I don't see a compelling reason to argue that the third approach is best, and I would be wary of just "observing" that that deduction creates a potentially useful term. Here's a case where it probably helps to think about subtasks rather than features. If we had a subtask "create a matching term of the form $f^{-1}(B)$" then we would be drawn to look for results that do not involve $f^{-1}$ on one side and do on the other. In that way we could pick out the appropriate result without trying all sorts of irrelevant and unhelpful results first. (But this does seem to be a potentially tricky place to get an algorithm to do the sensible thing.)
Let's go ahead with the third approach and see where it takes us. Library modus tollens gives us this.
$$ \begin{array} \hline X: \text{topological space}\\ Y: \text{topological space}\\ f:X\to Y\\ A: \text{subset of }X\\ \hline \\ \hline \forall B\subset Y\ \text{is_closed}(B,Y)\implies\text{is_closed}(f^{-1}(B),X)\\ \hline \\ \hline \overline A\subset f^{-1}(\overline{f(A)})\\ \hline \end{array} $$
At this point, instantiating $B$ becomes easy -- if we take $B=\overline{f(A)}$ we will create a matching $f^{-1}(\overline{f(A)})$, and if we check whether $\overline{f(A)}$ is closed, we see quickly that it is. How all that should be organized is not completely obvious -- do we observe that we get the match, decide to check whether the condition holds, create a very easy subproblem to do the check, solve the subproblem, thereby establishing that the condition does indeed hold, and finally do the instantiation? That feels like roughly what would go on instantaneously in my brain, but it's not completely obviously the best way of organizing an algorithm. But for now let's just jump to the conclusion of the instantiation.

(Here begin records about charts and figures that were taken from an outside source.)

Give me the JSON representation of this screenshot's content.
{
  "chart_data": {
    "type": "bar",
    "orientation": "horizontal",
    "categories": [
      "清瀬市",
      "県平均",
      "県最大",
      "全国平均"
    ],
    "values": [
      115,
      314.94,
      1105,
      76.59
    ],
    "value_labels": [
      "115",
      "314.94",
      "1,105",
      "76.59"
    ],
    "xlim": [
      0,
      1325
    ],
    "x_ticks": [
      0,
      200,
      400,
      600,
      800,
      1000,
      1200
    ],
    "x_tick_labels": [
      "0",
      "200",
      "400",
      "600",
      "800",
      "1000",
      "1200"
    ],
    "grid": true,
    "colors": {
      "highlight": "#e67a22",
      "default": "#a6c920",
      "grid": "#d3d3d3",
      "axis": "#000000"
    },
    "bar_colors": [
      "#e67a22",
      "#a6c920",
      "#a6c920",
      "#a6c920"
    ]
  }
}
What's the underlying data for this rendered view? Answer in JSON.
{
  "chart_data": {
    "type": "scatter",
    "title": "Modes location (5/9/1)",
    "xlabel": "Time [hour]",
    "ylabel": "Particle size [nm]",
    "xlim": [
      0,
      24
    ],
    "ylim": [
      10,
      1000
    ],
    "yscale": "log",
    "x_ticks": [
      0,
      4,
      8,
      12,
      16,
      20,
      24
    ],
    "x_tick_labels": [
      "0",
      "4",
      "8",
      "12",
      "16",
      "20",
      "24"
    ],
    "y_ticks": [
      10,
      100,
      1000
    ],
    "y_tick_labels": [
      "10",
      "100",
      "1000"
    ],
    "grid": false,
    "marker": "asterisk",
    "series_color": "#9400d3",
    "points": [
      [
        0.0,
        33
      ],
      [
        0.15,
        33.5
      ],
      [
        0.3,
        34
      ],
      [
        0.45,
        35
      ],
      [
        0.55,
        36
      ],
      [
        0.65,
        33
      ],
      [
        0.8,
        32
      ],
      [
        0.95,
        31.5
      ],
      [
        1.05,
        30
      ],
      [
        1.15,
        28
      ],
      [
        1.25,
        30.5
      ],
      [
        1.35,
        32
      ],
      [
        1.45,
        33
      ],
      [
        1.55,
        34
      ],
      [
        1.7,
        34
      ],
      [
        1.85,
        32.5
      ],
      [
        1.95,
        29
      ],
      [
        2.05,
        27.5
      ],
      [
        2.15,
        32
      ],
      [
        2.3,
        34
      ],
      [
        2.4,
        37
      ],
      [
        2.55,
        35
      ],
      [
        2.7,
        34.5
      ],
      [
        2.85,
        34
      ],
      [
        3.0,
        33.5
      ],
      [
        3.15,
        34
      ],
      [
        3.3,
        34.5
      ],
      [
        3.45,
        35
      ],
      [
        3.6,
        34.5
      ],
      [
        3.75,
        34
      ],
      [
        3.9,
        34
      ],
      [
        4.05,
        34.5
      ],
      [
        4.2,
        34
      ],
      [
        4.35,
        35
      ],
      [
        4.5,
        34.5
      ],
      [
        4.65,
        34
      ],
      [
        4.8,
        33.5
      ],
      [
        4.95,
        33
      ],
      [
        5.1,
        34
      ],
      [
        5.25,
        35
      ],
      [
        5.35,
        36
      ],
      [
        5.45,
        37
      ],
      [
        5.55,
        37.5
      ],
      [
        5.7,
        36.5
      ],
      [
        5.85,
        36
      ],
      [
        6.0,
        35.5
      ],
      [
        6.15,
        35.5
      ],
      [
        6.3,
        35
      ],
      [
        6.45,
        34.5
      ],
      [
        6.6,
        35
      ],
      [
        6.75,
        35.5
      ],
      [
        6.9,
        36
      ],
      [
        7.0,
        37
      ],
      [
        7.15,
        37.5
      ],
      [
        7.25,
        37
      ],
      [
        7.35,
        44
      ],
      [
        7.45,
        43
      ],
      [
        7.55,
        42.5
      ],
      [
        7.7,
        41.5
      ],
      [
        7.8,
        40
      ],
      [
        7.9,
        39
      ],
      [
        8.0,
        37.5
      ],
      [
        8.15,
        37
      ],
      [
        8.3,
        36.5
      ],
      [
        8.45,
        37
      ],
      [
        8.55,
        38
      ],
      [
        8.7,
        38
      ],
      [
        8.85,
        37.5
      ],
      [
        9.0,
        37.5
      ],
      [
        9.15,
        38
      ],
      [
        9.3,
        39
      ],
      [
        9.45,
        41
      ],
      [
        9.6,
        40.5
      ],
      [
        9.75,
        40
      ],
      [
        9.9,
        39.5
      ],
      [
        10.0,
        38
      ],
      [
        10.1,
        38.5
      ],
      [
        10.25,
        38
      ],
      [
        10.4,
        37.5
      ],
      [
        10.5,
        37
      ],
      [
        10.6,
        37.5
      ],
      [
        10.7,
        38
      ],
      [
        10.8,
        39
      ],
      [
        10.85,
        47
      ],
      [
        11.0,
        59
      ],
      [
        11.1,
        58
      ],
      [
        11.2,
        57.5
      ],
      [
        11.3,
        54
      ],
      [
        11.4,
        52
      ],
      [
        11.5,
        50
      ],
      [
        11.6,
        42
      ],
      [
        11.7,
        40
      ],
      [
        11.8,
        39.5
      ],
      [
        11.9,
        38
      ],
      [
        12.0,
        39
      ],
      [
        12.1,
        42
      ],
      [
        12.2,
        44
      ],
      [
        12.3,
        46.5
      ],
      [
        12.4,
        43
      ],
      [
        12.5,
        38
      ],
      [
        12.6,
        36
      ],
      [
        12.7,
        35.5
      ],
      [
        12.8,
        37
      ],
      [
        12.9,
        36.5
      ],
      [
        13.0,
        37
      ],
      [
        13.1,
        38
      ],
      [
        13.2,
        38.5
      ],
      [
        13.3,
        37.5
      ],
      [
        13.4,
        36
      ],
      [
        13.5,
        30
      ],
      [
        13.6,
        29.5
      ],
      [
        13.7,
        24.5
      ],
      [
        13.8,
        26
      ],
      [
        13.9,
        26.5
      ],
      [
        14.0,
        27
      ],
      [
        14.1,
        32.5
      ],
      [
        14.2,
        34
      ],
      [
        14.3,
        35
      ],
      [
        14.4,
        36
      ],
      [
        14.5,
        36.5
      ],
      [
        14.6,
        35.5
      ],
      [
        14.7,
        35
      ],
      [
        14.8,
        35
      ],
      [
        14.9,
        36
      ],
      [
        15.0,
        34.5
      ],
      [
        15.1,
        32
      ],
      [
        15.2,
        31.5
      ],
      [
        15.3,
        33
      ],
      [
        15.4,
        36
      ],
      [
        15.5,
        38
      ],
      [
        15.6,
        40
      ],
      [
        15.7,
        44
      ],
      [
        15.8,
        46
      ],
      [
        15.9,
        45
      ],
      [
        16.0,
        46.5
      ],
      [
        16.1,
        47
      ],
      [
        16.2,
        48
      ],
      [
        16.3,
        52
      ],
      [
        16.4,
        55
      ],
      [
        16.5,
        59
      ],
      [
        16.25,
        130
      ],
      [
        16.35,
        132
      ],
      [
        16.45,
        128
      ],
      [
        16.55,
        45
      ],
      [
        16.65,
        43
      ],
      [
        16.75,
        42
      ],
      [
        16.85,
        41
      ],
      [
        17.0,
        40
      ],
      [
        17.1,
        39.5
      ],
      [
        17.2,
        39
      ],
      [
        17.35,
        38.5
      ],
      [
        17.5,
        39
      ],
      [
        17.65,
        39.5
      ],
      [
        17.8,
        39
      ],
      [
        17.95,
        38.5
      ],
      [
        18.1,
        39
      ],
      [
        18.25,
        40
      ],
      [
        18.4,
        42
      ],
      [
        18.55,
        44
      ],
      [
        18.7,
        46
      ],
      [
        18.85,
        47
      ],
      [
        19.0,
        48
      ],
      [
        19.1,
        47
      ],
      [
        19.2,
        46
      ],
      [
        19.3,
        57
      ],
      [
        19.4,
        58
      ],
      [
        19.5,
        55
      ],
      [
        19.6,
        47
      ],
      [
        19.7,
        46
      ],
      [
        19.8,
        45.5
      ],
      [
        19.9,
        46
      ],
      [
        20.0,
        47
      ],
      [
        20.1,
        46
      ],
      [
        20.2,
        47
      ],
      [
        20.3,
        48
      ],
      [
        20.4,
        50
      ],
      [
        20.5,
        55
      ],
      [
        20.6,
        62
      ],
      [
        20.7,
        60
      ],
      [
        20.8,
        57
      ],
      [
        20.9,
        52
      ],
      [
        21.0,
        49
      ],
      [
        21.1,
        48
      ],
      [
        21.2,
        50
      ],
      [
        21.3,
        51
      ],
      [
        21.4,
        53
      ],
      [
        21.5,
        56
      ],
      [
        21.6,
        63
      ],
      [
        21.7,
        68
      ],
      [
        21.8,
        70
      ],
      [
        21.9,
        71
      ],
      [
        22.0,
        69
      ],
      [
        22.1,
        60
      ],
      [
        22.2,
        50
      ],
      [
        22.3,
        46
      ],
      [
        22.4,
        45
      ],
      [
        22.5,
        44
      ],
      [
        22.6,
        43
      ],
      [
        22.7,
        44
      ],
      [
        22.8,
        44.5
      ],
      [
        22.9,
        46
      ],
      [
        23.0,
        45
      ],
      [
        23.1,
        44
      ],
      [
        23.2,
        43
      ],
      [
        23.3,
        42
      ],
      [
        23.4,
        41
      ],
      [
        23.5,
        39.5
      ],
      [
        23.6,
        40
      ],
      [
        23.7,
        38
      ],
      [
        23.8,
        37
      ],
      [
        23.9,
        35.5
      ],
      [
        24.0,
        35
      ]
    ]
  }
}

$$ \begin{array} \hline X: \text{topological space}\\ Y: \text{topological space}\\ f:X\to Y\\ A: \text{subset of }X\\ \hline \\ \hline \text{is_closed}(f^{-1}(\overline{f(A)}),X)\\ \hline \\ \hline \overline A\subset f^{-1}(\overline{f(A)})\\ \hline \end{array} $$
There is a library result that says that if $F$ is closed and $E\subset F$, then $\overline E\subset F$. (This is an almost instant consequence of the definition, but it is nice to have it stated as a separate fact.) Using this library result we can reduce the target as follows.
$$ \begin{array} \hline X: \text{topological space}\\ Y: \text{topological space}\\ f:X\to Y\\ A: \text{subset of }X\\ \hline \\ \hline \text{is_closed}(f^{-1}(\overline{f(A)}),X)\\ \hline \\ \hline A\subset f^{-1}(\overline{f(A)})\\ \hline \end{array} $$
One option we have in front of us at this point is to use the result $f(E)\subset F\iff E\subset f^{-1}(F)$ again, but in the other direction. Something nice about it is that it creates a new match, giving us two occurrences of $f(A)$ in the same expression. That allows us to "quotient out" by the internal structure of $f(A)$, which plays no further role -- all we care about is that we've got some subset of $Y$.
$$ \begin{array} \hline X: \text{topological space}\\ Y: \text{topological space}\\ f:X\to Y\\ A: \text{subset of }X\\ \hline \\ \hline \text{is_closed}(f^{-1}(\overline{f(A)}),X)\\ \hline \\ \hline f(A)\subset\overline{f(A)}\\ \hline \end{array} $$
And now we're done, by the library result that every set is contained in its closure (which again follows instantly from the definition, but I prefer to think about the closure abstractly: it is uniquely determined by the three properties $\text{is_closed}(\overline E)$, $E\subset\overline E$, and $E\subset F\ \wedge\ \text{is_closed}(F)\implies\overline E\subset F$.
Although that went reasonably satisfactorily, there were a number of points where it wasn't obvious how a program would choose the right move to do and ignore multiple silly moves. So what was presented above feels for the moment more like a motivated proof than a justified proof -- for each move, one can explain why it is a good thing to do, but it's harder to explain in advance why it should be the top priority move when it is chosen.